A few years ago, MumboJumbo published the Hot Lava-developed 7 Wonders of the Ancient World, a very average Bejeweled clone. Since then, our standards for DS puzzle fare have gotten a little bit higher, and MumboJumbo has updated its previous release to hopefully meet these standards. Enter 7 Wonders II.

The formula remains the same: switch adjacent symbols to make matches of three or more, barring the ability to swap without forming a combination. With bigger combinations, you get power-ups that clear larger areas; those available here differ from the original, but not drastically. The swapping symbols are runes placed above tiles – destroy the rune and you eliminate the tile, and it's your job to make sure that each area is tile-free. The runes will keep falling, though, even onto cleared spaces. The framework is based around building the seven ancient wonders of the world, so your tiles form bricks that ride a conveyer belt up to workers on the top screen, and after a certain point in each level a capstone will appear that you've got to help descend to the bottom. It's all timed as well, which adds a distinct challenge to the later levels.

The same problem with the first game remains here: focusing on clearing certain tiles on your quest to eliminate them all, instead of on racking up points, just makes things feel out of your control much of the time. It can be frustrating when the computer won't drop the correct tiles to the correct spot, and there's not much you can do about it. This flaw can go a long way, but on the whole, symbol swapping is as much fun as it's ever been. Additionally, clever level designs, especially later on, can make for some truly challenging games as sequestered-off spots are inaccessible to power-ups or simple strategising. It's a blend of skill and luck, and when it's weighted in the right direction, it can be very entertaining.

7 Wonders II Review - Screenshot 1 of

One of the additions to this sequel is that of fresh new power-ups. Before, when you achieved a certain point level, you would earn a single bomb-like weapon. Here, you gradually access an entire arsenal, but unfortunately many of the weapons are extremely limited or confusing in use, and you'll probably find yourself sticking to the same one or two. On top of this, the developers have added a slowly recharging shuffle button, which can add a lot to an otherwise stagnant game.

There are now collectible map pieces that unlock bonus stages, forcing you to clear an area in a number of moves. These can be a lot of fun, but overall they're a mixed bag and a great many of them will barely give you pause. In addition, after each stage, you select on a grid which spot on the wonder that you want workers to build, and can unlock hidden power-ups in the process, but this diversion mostly gets in the way and adds an unnecessary extra step.

There are still plenty of levels and two unlockable higher difficulty settings, and you can read bits of history about each wonder, but Rune Quest mode is now absent – though it didn't add much in the first place.

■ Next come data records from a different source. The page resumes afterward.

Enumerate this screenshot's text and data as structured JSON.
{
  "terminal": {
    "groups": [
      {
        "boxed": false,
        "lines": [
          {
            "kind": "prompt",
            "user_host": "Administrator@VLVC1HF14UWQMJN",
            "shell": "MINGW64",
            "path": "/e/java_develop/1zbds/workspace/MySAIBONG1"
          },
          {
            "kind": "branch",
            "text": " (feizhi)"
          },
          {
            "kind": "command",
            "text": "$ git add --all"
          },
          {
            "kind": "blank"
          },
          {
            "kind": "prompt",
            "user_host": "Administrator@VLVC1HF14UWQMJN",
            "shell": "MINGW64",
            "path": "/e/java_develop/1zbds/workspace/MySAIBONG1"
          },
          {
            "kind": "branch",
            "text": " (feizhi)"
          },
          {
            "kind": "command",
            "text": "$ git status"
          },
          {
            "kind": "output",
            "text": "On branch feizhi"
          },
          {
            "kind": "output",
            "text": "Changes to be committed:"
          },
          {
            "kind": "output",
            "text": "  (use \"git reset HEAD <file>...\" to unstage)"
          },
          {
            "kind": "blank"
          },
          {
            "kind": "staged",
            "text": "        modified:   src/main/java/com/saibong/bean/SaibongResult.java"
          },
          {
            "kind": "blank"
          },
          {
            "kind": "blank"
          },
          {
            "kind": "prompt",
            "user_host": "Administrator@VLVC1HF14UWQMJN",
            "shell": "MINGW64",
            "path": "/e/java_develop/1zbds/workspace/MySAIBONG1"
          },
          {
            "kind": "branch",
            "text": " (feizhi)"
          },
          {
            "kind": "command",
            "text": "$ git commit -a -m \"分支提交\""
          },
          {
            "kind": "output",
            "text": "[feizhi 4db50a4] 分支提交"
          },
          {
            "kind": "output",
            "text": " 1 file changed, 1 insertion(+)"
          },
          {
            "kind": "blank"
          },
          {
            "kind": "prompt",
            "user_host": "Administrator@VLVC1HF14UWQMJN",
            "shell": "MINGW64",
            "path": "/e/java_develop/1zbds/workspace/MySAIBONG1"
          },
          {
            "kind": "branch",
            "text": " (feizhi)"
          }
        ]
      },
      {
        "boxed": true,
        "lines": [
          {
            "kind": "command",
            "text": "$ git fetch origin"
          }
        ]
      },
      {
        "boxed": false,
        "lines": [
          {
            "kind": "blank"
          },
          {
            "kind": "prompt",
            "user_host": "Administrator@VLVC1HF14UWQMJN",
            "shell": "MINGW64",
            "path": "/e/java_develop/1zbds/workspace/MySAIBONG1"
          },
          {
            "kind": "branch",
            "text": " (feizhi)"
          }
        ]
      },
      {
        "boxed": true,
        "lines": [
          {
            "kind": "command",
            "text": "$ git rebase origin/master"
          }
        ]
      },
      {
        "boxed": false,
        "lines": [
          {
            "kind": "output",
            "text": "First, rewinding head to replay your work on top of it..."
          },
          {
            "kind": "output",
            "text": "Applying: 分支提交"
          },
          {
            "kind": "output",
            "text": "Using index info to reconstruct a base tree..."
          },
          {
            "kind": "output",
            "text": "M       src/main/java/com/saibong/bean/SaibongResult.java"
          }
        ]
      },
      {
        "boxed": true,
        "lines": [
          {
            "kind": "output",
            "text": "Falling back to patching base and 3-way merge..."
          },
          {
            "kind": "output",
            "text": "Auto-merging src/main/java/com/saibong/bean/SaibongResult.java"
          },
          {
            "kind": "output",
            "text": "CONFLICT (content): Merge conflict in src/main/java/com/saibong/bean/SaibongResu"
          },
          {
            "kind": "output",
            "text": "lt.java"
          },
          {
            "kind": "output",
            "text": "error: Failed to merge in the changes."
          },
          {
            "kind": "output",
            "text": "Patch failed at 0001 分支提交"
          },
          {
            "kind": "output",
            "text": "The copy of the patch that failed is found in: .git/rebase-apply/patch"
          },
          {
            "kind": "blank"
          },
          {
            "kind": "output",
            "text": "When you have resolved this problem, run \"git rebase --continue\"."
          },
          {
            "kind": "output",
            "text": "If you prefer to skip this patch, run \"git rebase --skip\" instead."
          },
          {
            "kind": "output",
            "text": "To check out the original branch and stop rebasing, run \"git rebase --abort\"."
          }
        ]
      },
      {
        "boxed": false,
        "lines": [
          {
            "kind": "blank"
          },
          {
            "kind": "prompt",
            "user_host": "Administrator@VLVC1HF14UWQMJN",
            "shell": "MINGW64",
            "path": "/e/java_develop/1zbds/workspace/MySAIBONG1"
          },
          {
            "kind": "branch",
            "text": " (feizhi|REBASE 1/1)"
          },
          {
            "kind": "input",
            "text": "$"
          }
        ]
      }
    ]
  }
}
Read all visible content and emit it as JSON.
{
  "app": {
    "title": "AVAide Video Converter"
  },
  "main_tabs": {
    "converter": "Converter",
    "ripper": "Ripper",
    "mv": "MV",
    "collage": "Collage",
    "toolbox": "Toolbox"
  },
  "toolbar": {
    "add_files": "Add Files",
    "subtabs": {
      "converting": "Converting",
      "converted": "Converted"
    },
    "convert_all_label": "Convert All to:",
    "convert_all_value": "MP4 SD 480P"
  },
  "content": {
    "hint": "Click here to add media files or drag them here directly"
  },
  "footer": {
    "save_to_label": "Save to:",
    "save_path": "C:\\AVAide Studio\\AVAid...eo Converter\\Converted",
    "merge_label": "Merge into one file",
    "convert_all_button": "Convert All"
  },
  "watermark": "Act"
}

There's a small leaderboard as well, but only for those who complete all of story mode.

Mostly, this sequel improves the presentation. The graphics, illustrations, colour schemes, animations and music are all crisper, more detailed and generally of higher quality. The newly designed workers still adorably strike when you aren't doing much, and no longer do they make weird grunting sounds. Unfortunately, the puzzle area itself looks worse; though the runes might be more detailed than before, they certainly don't stand out as well, and combined with the muddy, brown colour scheme of the tiles, it's all quite boring visually.


7 Wonders II is an aesthetic improvement over the original with a few added complexities that don't make much of a difference overall. The fault of this title is the same as that of its predecessor: focusing on certain spots to clear in a Bejeweled- style game leaves too much up to chance. Still, when it works, it's a lot of fun, even though altogether it doesn't rise above the status of decent, generic casual clone. As with the original, when the copied formula is one of the most entertaining and addictive in recent times, lack of originality isn't the worst crime in the world.